偉人が言うには、誰それがこうで、泳ぎ方を教わる子イルカのように親やその前の世代から脈々と受け継がれてくる。それを誰しもが当たり前として過ごしているのだ。
定義付けと言うのは厄介だ、と思うが……その実、それを正義を振りかざしつつ強要してくる輩の方が尚又面倒なのである。己が世界の中心に居て、他の有象無象は須らく言う事を聞く事が正解。
己は100で他は0。比べるまでもないと鼻で嗤う。
「俺は俺で行く事を選んだ。前へ進む」
「この俺様が、お前の為を思ってわざわざ提言してやっているのだ。ありがたく思いこそすれ、なんだその態度は」
「お前はお前の世界で生きるといい」
「不幸になるぞ」
「自分の幸も不幸も己で決める」
「世迷言を、ならば良い。勝手にしろ、必ず不幸になるだろう。その時泣いて縋ってこようとも跳ね退けるから覚悟をして出る事だ」
「それでいい、二度と戻らん。じゃあな」
後ろから降り注ぐ罵詈雑言は、扉を出ても暫く放たれた。中には気に病む者も居るのであろう。
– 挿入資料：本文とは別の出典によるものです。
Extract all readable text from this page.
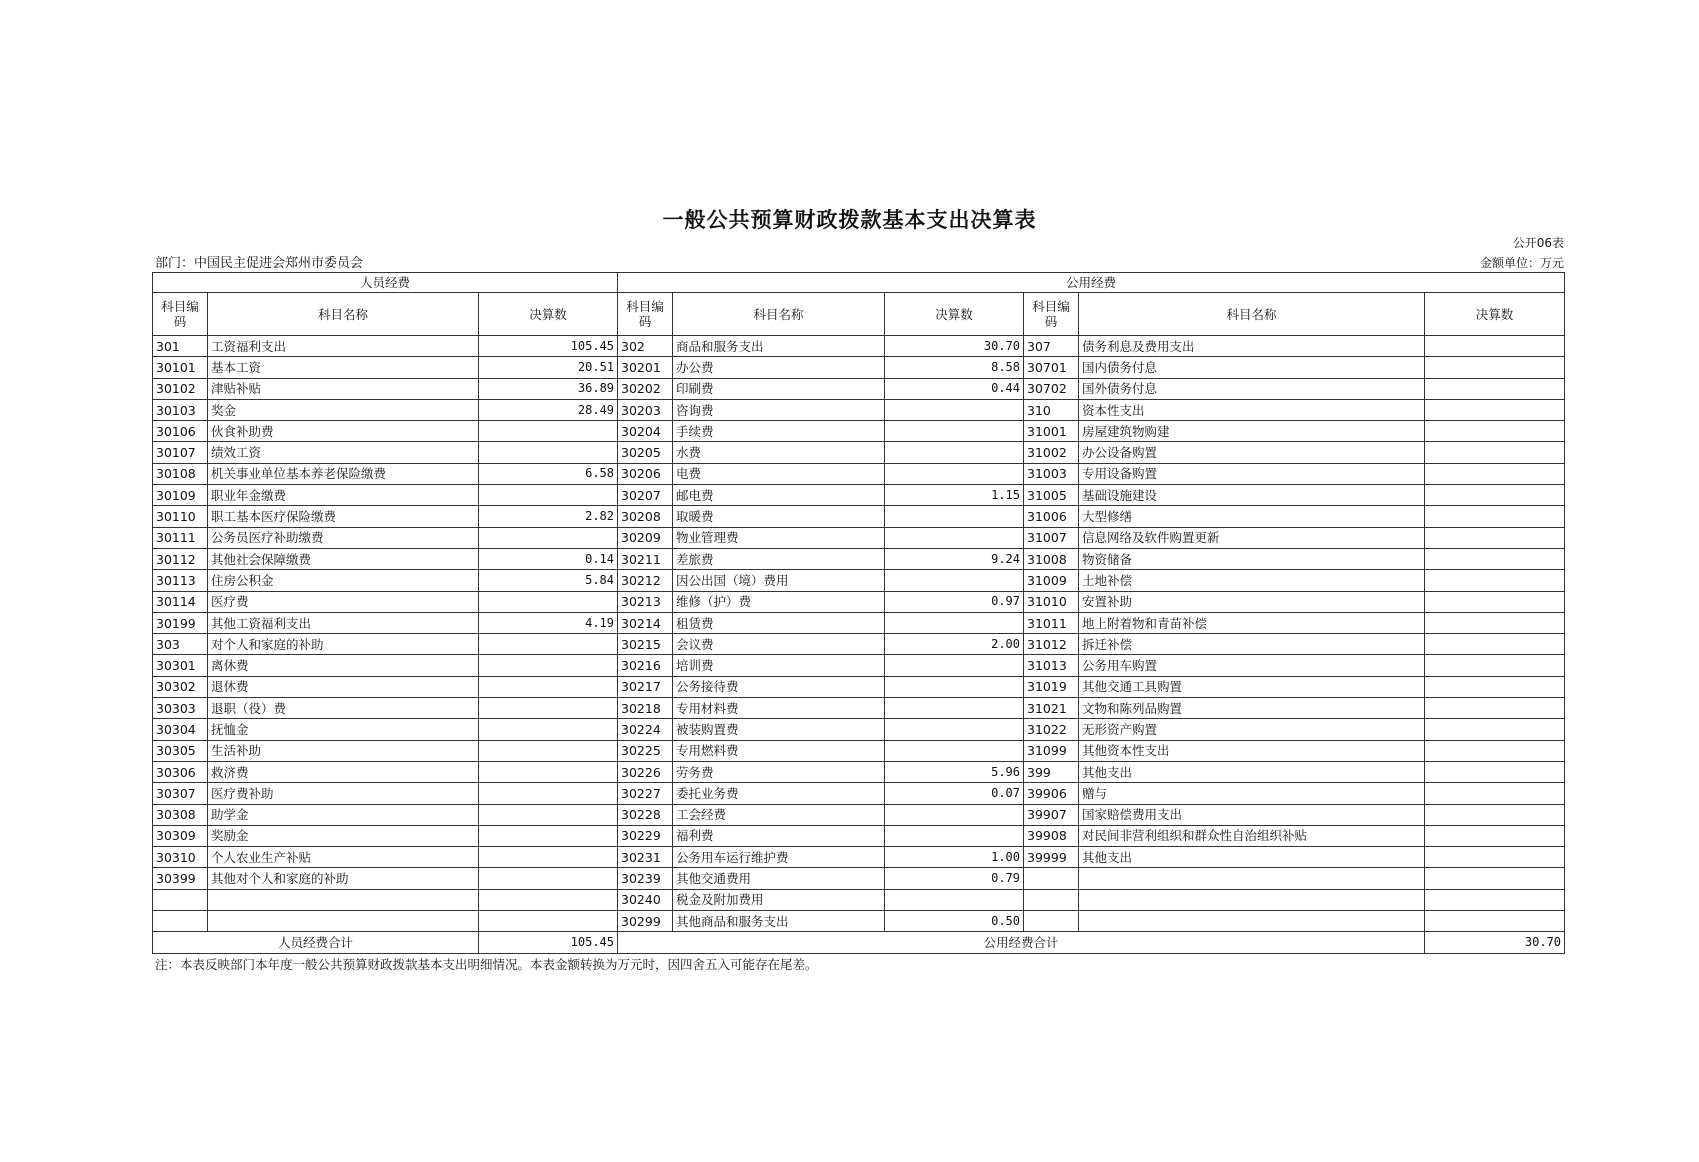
一般公共预算财政拨款基本支出决算表
公开06表
部门：中国民主促进会郑州市委员会	金额单位：万元
人员经费			公用经费					
科目编码	科目名称	决算数	科目编码	科目名称	决算数	科目编码	科目名称	决算数
301	工资福利支出	105.45	302	商品和服务支出	30.70	307	债务利息及费用支出	
30101	基本工资	20.51	30201	办公费	8.58	30701	国内债务付息	
30102	津贴补贴	36.89	30202	印刷费	0.44	30702	国外债务付息	
30103	奖金	28.49	30203	咨询费		310	资本性支出	
30106	伙食补助费		30204	手续费		31001	房屋建筑物购建	
30107	绩效工资		30205	水费		31002	办公设备购置	
30108	机关事业单位基本养老保险缴费	6.58	30206	电费		31003	专用设备购置	
30109	职业年金缴费		30207	邮电费	1.15	31005	基础设施建设	
30110	职工基本医疗保险缴费	2.82	30208	取暖费		31006	大型修缮	
30111	公务员医疗补助缴费		30209	物业管理费		31007	信息网络及软件购置更新	
30112	其他社会保障缴费	0.14	30211	差旅费	9.24	31008	物资储备	
30113	住房公积金	5.84	30212	因公出国（境）费用		31009	土地补偿	
30114	医疗费		30213	维修（护）费	0.97	31010	安置补助	
30199	其他工资福利支出	4.19	30214	租赁费		31011	地上附着物和青苗补偿	
303	对个人和家庭的补助		30215	会议费	2.00	31012	拆迁补偿	
30301	离休费		30216	培训费		31013	公务用车购置	
30302	退休费		30217	公务接待费		31019	其他交通工具购置	
30303	退职（役）费		30218	专用材料费		31021	文物和陈列品购置	
30304	抚恤金		30224	被装购置费		31022	无形资产购置	
30305	生活补助		30225	专用燃料费		31099	其他资本性支出	
30306	救济费		30226	劳务费	5.96	399	其他支出	
30307	医疗费补助		30227	委托业务费	0.07	39906	赠与	
30308	助学金		30228	工会经费		39907	国家赔偿费用支出	
30309	奖励金		30229	福利费		39908	对民间非营利组织和群众性自治组织补贴	
30310	个人农业生产补贴		30231	公务用车运行维护费	1.00	39999	其他支出	
30399	其他对个人和家庭的补助		30239	其他交通费用	0.79			
			30240	税金及附加费用				
			30299	其他商品和服务支出	0.50			
人员经费合计		105.45	公用经费合计					30.70
注：本表反映部门本年度一般公共预算财政拨款基本支出明细情况。本表金额转换为万元时，因四舍五入可能存在尾差。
それは流れる風の如く受け流し、言わせたい者にはそのままで良い。同じような熱を持って返すだけの価値を見出せるのなら意見の交換でも楽しいひと時になるだろうが、己の狭い価値観の中で生涯を過ごす輩とそれをしようものならば、生ある人間全てに与えられていると言う【金の砂時計】が無駄に流れ落ちる事になる。
然らば、そう言う輩とは早々に袂を分かち己の時間を生きるべし。
夜空から落ちた一番星の迷い仔は帰り道が分からず泣いている。
手を引いて、共に探そうと誘い出す。
項垂れたまま、ようよう立ち上がり力なく一つ首肯した。
「さぁいこう、道中は必ず守り抜くと約束しよう。お前が帰るべき場所へと辿り着けるまで共に在ろう」
ほんの僅か顔を上げた星の仔は、こちらに瞬いてみせた気がした。
少し毛色の違う道先シリーズでした。
強要される事は、割と世の中多いと思います。
苦しくなって、息が出来なくなってまでそこに居る必要はきっと無い。皆さんの金の砂時計、大切にしてくださいね。